During the second quarter, the Company declared a dividend for the stub period between our IPO and the end of our second quarter of $0.0326 per share, payable to its common stockholders of record as of June 17, 2005. The dividend was paid on June 28, 2005. For the third quarter, the Company expects to pay a dividend of $0.1725 per share, subject to approval by the board of directors.

Earnings Call

The Company will host a conference call to discuss second quarter results on Monday, August 1, 2005, at 2:00 p.m. EDT. To participate in the live call, investors are invited to dial 1-800-218-4007 (for domestic callers) or 303- 262-2137 (for international callers). A live webcast of the call will be available via the investor relations section of DiamondRock Hospitality Company's website at http://www.drhc.com/. A replay of the webcast will also be archived on the website for 30 days.

In addition, the Company has produced a supplemental package that includes detailed financial information regarding the operating results, which is available via the investor relations section of the website at http://www.drhc.com/.

About the Company

DiamondRock Hospitality Company is a self-advised real estate investment trust (REIT) that is an owner and acquirer of upper upscale and upscale hotel properties located primarily in North America. To a lesser extent, it may invest, on a selective basis, in premium limited-service and extended-stay hotel properties in urban locations. As of August 1, 2005, the Company owns 14 hotels that comprise 5,637 rooms. The Company has a strategic acquisition sourcing relationship with Marriott International. For further information, please visit the Company's website at http://www.drhc.com/.

This press release contains forward-looking statements within the meaning of federal securities laws and regulations.
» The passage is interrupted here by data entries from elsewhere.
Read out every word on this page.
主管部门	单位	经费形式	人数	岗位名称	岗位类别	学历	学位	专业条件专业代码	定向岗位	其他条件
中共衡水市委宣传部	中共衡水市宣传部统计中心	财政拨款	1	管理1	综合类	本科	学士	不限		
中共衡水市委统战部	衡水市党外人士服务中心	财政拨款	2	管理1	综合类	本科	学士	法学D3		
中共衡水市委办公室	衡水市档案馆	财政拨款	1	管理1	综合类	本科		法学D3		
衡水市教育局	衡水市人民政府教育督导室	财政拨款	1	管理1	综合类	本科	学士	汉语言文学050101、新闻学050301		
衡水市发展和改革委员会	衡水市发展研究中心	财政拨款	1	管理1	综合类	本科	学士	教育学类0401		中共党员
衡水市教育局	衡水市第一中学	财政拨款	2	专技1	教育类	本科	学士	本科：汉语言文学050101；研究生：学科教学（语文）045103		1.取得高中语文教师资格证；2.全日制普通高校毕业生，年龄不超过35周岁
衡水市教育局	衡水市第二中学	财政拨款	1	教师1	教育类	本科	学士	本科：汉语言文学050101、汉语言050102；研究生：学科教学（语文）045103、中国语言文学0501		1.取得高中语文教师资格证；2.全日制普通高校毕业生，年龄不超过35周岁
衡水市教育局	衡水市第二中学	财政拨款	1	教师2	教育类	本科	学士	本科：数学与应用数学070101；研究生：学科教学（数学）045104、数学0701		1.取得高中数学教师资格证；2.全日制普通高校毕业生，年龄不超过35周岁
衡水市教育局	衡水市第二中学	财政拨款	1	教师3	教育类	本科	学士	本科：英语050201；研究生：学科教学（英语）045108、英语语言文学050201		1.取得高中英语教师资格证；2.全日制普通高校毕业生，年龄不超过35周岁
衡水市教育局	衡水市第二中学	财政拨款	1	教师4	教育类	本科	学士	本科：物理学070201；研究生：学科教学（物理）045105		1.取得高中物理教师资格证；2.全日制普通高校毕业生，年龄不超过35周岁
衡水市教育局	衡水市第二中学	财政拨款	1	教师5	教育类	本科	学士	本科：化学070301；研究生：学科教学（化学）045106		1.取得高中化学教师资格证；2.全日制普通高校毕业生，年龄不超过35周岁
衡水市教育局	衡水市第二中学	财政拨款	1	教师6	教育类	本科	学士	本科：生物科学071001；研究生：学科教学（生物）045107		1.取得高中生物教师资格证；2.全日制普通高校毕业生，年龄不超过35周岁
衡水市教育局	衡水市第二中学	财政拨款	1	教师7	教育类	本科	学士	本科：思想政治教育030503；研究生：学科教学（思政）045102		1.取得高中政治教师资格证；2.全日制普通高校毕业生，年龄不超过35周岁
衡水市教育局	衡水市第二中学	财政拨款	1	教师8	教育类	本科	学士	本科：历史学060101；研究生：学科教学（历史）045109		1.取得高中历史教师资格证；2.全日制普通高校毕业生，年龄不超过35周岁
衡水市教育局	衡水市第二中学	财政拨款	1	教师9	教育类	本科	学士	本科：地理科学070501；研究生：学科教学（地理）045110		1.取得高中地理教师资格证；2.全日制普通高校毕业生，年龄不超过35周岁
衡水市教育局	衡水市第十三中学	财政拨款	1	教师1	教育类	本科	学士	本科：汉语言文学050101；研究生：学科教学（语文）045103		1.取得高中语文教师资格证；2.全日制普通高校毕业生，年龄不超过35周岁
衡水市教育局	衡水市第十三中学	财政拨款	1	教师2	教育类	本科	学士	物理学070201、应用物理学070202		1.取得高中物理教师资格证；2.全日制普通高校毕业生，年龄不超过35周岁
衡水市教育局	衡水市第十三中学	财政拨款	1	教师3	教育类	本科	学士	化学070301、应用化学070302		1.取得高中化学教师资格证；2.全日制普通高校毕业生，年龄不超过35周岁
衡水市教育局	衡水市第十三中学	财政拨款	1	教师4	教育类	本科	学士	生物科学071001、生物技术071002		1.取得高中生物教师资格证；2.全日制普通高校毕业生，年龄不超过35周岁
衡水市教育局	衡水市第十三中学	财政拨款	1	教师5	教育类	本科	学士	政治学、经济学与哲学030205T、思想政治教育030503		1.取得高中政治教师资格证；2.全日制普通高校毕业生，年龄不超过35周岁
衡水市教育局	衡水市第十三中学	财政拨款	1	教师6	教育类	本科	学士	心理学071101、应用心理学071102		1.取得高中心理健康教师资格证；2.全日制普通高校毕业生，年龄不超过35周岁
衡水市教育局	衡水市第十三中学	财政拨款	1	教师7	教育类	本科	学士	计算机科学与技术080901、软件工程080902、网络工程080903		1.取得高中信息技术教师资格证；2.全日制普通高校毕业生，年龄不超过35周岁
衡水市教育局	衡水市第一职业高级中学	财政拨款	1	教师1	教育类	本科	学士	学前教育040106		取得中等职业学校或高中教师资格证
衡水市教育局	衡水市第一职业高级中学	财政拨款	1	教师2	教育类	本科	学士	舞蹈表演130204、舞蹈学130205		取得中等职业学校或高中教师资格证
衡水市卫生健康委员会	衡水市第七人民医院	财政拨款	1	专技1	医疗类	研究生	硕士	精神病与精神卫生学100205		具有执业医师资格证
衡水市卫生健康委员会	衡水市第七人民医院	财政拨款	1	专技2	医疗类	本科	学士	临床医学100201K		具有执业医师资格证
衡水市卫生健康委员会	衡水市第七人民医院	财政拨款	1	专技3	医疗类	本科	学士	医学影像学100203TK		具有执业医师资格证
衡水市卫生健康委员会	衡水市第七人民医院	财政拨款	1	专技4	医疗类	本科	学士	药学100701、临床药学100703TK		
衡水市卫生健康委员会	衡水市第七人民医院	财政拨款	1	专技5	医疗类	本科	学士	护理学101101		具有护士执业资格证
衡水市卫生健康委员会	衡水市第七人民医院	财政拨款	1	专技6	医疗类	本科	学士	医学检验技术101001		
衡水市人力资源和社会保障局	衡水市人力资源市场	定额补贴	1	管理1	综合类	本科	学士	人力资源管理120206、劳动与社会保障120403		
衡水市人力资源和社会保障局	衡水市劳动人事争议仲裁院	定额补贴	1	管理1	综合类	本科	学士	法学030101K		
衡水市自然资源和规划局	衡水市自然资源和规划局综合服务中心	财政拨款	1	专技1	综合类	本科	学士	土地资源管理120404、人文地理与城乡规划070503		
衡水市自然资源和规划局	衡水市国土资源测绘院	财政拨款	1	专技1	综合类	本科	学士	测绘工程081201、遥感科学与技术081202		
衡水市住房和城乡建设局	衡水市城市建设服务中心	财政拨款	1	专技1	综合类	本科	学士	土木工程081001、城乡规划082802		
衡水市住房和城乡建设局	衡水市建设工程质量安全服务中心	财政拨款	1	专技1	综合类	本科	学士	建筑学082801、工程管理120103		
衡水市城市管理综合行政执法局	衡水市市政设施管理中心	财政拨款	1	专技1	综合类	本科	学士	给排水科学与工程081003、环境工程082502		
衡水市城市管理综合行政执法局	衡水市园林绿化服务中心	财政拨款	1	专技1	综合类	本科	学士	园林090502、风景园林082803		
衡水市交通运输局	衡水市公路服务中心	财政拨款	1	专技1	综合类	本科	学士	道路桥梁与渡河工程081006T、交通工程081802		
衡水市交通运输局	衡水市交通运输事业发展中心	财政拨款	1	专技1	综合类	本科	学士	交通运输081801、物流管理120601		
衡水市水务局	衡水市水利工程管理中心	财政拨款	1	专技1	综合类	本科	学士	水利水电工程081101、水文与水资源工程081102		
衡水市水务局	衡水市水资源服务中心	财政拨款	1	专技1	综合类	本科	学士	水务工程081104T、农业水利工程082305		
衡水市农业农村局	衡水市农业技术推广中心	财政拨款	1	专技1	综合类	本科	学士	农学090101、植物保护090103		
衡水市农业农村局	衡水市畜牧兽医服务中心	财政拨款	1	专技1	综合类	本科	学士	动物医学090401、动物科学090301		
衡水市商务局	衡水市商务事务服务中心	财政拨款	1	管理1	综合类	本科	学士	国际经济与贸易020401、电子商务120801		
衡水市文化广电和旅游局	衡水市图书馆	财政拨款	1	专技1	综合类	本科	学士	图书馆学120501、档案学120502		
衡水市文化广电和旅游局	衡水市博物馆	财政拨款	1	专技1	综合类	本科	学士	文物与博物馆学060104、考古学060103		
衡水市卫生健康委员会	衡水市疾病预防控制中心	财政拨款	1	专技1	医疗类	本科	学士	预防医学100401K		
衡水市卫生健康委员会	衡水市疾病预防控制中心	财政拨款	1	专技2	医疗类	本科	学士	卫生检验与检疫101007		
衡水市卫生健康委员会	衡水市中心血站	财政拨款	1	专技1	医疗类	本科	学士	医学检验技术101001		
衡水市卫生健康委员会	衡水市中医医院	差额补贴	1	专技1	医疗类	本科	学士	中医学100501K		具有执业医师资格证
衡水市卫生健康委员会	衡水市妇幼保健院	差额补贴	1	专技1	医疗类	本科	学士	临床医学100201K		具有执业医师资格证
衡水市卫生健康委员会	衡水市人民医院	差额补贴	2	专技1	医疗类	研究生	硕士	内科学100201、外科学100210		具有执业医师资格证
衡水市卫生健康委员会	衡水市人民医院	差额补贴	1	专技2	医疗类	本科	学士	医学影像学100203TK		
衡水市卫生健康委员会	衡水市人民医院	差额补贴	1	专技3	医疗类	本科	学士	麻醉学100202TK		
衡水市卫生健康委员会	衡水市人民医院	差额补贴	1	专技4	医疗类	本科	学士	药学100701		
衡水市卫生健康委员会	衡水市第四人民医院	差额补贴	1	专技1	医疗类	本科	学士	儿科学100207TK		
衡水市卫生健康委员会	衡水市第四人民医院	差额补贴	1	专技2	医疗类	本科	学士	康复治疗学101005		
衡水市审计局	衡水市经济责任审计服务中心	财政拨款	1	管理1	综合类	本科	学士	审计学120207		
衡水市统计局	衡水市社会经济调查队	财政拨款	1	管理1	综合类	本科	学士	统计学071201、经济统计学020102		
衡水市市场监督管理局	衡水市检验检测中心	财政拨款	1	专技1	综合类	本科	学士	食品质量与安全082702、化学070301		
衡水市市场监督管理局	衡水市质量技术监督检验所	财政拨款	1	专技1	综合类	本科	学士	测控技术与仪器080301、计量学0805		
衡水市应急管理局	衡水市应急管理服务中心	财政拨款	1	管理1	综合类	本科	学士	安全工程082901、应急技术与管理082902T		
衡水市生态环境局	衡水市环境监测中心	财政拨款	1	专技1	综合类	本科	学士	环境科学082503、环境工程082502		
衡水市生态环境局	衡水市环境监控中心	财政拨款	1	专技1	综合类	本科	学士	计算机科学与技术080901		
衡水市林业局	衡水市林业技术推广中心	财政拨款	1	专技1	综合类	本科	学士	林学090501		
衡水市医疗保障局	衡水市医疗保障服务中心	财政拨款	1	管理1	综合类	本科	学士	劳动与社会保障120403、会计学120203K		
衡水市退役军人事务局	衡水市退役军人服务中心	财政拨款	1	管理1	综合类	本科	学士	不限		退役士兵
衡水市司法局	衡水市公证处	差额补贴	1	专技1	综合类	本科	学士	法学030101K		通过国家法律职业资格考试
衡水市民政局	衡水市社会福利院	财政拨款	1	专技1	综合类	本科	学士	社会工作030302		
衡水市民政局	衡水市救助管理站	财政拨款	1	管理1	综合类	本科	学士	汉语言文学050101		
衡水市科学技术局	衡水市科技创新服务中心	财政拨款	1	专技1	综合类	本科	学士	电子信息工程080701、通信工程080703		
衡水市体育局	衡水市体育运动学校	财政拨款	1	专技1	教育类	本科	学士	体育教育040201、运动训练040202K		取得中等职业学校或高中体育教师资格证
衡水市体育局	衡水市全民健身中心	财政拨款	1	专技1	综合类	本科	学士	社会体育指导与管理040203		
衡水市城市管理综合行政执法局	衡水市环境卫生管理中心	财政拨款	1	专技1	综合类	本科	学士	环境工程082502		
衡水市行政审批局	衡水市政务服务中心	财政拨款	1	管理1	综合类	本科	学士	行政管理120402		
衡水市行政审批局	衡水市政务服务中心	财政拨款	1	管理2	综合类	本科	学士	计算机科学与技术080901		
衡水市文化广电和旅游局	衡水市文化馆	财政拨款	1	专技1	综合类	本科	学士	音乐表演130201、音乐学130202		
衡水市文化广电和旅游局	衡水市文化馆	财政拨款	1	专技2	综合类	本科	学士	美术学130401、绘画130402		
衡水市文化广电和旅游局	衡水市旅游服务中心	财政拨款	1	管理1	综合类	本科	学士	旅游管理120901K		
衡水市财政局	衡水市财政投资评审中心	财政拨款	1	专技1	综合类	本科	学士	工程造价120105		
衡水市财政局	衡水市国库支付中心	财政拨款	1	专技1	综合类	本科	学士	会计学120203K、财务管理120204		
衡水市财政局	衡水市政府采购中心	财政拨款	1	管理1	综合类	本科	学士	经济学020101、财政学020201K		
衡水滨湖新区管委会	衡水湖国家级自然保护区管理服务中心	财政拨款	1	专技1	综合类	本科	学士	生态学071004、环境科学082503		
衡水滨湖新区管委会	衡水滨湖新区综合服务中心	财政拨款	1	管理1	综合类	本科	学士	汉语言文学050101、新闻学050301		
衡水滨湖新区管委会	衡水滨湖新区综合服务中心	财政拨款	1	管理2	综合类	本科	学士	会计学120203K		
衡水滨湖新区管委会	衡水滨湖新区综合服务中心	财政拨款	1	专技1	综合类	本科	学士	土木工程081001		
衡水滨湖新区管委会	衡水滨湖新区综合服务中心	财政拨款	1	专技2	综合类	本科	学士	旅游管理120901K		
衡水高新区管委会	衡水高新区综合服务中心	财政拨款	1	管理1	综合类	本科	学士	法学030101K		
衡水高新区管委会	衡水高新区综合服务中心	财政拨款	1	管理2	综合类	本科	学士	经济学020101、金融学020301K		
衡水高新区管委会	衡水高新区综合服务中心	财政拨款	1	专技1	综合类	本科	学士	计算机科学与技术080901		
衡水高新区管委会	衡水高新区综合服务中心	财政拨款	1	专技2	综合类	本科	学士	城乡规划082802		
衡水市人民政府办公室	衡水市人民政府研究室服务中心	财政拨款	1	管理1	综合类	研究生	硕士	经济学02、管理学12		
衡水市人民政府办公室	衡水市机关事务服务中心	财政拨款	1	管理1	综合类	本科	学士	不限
These forward looking statements are identified by their use of terms and phrases such as "anticipate," "believe," "could," "estimate," "expect," "intend," "may," "plan," "predict," "project," "should," "will," "continue" and other similar terms and phrases, including references to assumptions and forecasts of future results. Forward- looking statements are not guarantees of future performance and involve known and unknown risks, uncertainties and other factors which may cause the actual results to differ materially from those anticipated at the time the forward- looking statements are made. These risks include, but are not limited to: national and local economic and business conditions, including the potential for additional terrorist attacks, that will affect occupancy rates at our hotels and the demand for hotel products and services; operating risks associated with the hotel business; risks associated with the level of our indebtedness and our ability to meet covenants in our debt agreements; relationships with property managers; our ability to maintain our properties in a first-class manner, including meeting capital expenditure requirements; our ability to compete effectively in areas such as access, location, quality of accommodations and room rate structures; changes in travel patterns, taxes and government regulations which influence or determine wages, prices, construction procedures and costs; our ability to complete acquisitions; the performance of acquired properties after they are acquired; necessary capital expenditures on the acquired properties; and our ability to continue to satisfy complex rules in order for us to qualify as a REIT for federal income tax purposes; and other risks and uncertainties associated with our business described in the Company's filings with the SEC. Although the Company believes the expectations reflected in such forward-looking statements are based upon reasonable assumptions, it can give no assurance that the expectations will be attained or that any deviation will not be material. All information in this release is as of August 1, 2005, and the Company undertakes no obligation to update any forward-looking statement to conform the statement to actual results or changes in the Company's expectations.